Только отбежав вниз по некрутому склону холма метров на сто, позволил себе упасть и отдышаться. Все было хорошо. Нежаркое июньское солнце нежно поглаживало его по щекам, будто желая ободрить – мол, испугался? – ах ты, глупенький… Нет, маме он, конечно, ничего не скажет. Что он – недоумок, что ли? Она и так уж сколько раз убеждала папу, что фильмы ужасов расшатывают ребенку психику, и следует их запретить… Ага, вот расскажешь такое – и папа, пожалуй, с ней согласится…

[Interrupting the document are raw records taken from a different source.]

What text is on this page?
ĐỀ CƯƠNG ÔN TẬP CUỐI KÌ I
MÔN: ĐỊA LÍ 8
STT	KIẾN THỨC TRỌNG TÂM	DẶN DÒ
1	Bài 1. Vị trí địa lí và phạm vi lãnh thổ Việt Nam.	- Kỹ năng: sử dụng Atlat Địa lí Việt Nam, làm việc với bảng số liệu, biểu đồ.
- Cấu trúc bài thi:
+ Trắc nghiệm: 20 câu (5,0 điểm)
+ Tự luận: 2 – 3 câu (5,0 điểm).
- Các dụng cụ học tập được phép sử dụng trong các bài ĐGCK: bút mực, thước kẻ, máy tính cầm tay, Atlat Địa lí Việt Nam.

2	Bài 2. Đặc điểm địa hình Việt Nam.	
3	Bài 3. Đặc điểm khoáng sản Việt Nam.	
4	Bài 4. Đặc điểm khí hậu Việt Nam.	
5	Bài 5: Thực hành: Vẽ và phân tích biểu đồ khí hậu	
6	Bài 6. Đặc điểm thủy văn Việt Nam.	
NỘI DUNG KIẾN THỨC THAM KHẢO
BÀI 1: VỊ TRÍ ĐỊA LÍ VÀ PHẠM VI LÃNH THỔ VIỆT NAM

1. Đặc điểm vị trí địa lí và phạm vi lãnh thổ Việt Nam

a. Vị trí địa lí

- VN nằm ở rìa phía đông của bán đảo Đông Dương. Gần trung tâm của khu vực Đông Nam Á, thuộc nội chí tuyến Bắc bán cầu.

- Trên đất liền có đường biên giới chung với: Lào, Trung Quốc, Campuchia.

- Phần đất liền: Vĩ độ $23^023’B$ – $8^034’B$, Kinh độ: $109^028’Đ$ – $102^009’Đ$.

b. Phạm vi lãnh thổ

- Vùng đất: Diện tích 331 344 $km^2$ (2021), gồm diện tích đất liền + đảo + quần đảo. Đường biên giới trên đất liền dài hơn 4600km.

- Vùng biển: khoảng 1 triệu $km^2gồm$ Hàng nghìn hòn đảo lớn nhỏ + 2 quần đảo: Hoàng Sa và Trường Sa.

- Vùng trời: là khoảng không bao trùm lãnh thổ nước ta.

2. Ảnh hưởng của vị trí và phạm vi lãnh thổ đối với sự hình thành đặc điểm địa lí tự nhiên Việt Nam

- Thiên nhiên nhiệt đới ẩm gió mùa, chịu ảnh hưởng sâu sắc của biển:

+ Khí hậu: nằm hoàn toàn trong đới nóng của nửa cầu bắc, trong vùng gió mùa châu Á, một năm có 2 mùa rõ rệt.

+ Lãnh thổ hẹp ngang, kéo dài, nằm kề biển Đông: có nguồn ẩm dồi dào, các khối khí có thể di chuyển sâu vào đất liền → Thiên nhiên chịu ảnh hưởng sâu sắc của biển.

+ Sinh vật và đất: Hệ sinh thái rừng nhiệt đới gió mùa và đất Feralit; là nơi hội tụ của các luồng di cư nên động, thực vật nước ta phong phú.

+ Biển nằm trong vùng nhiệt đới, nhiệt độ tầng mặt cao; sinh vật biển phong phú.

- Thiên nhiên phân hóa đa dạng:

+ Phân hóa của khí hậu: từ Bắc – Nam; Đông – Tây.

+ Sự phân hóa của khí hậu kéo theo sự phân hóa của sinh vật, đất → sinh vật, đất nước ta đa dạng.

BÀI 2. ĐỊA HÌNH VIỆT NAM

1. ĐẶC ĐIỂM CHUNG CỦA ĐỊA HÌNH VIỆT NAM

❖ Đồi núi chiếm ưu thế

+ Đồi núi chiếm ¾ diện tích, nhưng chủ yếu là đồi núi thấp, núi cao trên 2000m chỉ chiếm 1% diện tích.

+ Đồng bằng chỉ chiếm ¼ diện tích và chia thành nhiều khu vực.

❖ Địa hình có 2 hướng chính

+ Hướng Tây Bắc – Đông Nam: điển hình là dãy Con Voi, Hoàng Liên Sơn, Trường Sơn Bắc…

Ваня поднялся, постоял немножко в задумчивости, жадно и глубоко вдыхая сладко-жирный запах медуницы, потом тщательно отряхнул новенькие голубые джинсы и трусцой побежал к их с мамой временному дому.
Глава первая
А его мама с папой жили душа в душу…
Леониду и в голову не приходило, что она умрет раньше. Ксения была моложе мужа на десять лет и всегда так возмутительно молода, что на нее и шестидесятилетнюю заглядывались мужчины, только-только захваченные знаменитым кризисом среднего возраста – считали своей хорошо сохранившейся ровесницей. Он бы и в ее семьдесят мог ревновать ее к едва вышедшим на пенсию и вставившим по такому случаю бело-розовые челюсти здоровячкам, если б не был уверен с полной несомненностью, что для Ксюши вот уж около тридцати лет не существует ничего, кроме их семьи. А с тех пор, как Ванька, безжалостный, как весь нынешний молодняк, отделился от надоевших стариков, переехав в унаследованную от бабушки квартиру, вся жизнь его матери снова сфокусировалась на муже – как двадцать восемь лет назад в деревне Двуполье на реке Плюссе, когда Ксения совершила свой главный жизненный подвиг… Но это уже походит на патетику. А почему, собственно, нет? Да, подвиг. Потому что если б она тогда не поступилась законной женской гордостью, не приехала к нему на раскопки, то… Страшно подумать, во что бы он вляпался. А зная себя, он теперь с уверенностью мог сказать: не помешай Ксения, так он бы обязательно – «в г…., как в партию».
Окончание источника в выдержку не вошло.